Unabated worldwide spread of Covid-19 with more countries affected and new hotspots emerging namely South Korea, Italy and Iran have led to the WHO advising the world community to beef up their healthcare supplies. Given the uncertainty as to when this outbreak could be contained, worldwide glove demand is expected to spike and remain strong for the immediate future. Global demand for gloves increased by average 12% during SARs and H1N1 outbreaks. As for long-term outlook, the virus outbreak is set to generate greater global healthcare awareness especially in emerging countries. Together with ongoing automation and cost efficiency efforts, these would benefit glove manufacturers in sustaining their long-term growth. Additionally, softening ringgit against USD would also benefit glove players.

Change in earnings forecast

During the period, we raised our utilisation rate assumption for glove companies under our coverage to 85-90% (versus 80-85% previously) for FY20-21 to factor in higher demand arising from Covid-19 outbreak. Consequently, the average earnings FY20-21 for companies in our coverage increased by 3-8%. Upside risk to our forecast, is faster-thanexpected higher demand caused by prolonged and worsening outbreak especially in developed nation. Our sensitivity analysis indicates that for every 1% change in volume would impact our earnings estimates by 1-1.5%.

Upgrade to OVERWEIGHT on the sector

We upgrade our sector call to OVERWEIGHT from NEUTRAL as we expect higher earnings performance on rising demand and better margins. Overall, we estimate earnings growth of c.18% in CY20 (vs CY19: +3%). We have raised our PE valuation to +1SD above 5-yrs historical forward mean to capture the surge in future earnings. Sector valuation is elevated, trading at 31.7x forward PE, above its 5 years mean (refer chart 7). We have a BUY call on Kossan (TP: RM5.70), Top Glove (TP: RM6.30) and Supermax (TP: RM1.95).
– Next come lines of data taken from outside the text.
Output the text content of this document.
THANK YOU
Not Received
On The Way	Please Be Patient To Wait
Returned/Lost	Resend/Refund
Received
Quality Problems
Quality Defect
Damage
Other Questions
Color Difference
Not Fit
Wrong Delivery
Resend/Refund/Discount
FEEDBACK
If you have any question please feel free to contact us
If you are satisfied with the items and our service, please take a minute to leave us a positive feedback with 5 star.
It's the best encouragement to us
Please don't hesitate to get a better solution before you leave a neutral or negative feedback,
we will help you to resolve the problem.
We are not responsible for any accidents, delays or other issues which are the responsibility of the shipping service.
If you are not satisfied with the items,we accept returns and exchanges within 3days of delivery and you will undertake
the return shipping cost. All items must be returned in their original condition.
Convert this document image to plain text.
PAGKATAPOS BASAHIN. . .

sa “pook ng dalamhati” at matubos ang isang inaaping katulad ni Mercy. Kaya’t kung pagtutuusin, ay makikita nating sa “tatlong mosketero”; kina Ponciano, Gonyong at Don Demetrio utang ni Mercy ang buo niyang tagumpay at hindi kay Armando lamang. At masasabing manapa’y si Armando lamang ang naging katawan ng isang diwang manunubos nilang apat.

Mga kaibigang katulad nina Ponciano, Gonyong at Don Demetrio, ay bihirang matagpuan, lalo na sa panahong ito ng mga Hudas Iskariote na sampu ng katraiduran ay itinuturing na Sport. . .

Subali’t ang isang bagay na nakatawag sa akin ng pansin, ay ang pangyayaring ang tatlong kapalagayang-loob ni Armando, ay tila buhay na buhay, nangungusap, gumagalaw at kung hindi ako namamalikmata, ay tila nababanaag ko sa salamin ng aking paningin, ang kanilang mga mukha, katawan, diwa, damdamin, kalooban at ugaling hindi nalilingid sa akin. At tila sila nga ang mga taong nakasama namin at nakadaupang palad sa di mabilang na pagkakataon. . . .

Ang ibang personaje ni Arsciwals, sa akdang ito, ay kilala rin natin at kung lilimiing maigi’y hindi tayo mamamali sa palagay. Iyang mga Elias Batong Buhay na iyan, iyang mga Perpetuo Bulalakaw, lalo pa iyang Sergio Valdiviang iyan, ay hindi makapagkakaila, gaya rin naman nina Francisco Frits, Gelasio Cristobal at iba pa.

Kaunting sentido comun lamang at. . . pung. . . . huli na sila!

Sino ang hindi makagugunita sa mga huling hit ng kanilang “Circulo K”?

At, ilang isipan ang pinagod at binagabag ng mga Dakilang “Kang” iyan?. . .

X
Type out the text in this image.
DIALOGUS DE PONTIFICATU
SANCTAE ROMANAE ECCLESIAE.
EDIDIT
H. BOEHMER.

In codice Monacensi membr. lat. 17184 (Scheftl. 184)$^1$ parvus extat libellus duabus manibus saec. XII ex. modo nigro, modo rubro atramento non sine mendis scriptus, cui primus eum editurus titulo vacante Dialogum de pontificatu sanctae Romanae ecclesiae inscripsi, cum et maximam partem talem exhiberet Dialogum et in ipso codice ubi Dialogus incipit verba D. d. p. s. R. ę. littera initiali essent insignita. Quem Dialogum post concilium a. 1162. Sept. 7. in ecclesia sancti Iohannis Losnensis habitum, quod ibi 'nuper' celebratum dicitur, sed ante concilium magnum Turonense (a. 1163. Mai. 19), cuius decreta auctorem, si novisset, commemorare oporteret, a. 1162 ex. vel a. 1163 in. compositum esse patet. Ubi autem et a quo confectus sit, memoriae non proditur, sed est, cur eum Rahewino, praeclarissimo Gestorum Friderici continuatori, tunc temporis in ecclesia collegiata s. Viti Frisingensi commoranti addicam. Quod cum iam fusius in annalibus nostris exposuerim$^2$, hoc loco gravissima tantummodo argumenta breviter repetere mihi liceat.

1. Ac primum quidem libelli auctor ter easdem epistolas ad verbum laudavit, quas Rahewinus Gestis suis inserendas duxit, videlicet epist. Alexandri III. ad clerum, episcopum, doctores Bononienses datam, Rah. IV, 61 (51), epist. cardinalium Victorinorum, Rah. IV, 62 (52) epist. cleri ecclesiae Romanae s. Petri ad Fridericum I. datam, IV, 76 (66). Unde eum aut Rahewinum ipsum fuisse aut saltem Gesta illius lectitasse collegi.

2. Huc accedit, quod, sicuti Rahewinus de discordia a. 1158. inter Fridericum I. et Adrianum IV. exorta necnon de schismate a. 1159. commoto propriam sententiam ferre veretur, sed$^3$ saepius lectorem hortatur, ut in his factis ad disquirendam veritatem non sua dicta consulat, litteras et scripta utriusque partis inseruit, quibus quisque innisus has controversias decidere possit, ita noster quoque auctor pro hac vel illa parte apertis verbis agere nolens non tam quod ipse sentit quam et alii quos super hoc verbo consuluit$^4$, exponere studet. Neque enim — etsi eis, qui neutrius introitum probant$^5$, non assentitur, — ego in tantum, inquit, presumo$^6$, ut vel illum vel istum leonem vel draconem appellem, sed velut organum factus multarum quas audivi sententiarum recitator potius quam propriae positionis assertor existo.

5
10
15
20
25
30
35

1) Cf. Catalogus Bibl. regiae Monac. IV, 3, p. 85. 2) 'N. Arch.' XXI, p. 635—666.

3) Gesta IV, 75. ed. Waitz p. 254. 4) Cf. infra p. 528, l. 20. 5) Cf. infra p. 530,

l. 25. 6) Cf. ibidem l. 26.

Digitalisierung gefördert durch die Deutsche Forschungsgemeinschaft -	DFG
Kossan is our Top pick. We like Kossan due to its strong earnings growth of c.21% in CY20 (vs peers average at c.18%) on the back of build-up in demand and improved margin. Additionally, the stock is currently trading at 24x forward PE which is relatively more attractive compared to its peers Hartalega (40x) and Top Glove (30x) as well as trading c.25% discount to average sector peers.

Prospect of rising demand likely to support valuations

Moving from the past several quarters of lacklustre demand, glove industry is now seeing restocking activities being ramped up as the Covid-19 outbreak enforces higher hygiene standards. Based on past experience involving SARS and H1N1, glove industry had shown higher sales volume and margins which led to improved earnings by circa 8-30% qoq during the period. Valuation for individual glove stock as well as sector had risen above +1SD forward PE during H1N1 period as shown in charts 4 & 5.

We believe rubber glove stocks deserved further re-rating and should trade above +1SD to better reflect rubber glove prospects in anticipation of greater demand and earnings performance as well as constant evolution activities (e.g. automation and cost efficiency) taken to maintain a resilient margin. All in, we have raised our PE valuation to +1SD above 5-yrs historical forward mean (refer table 1).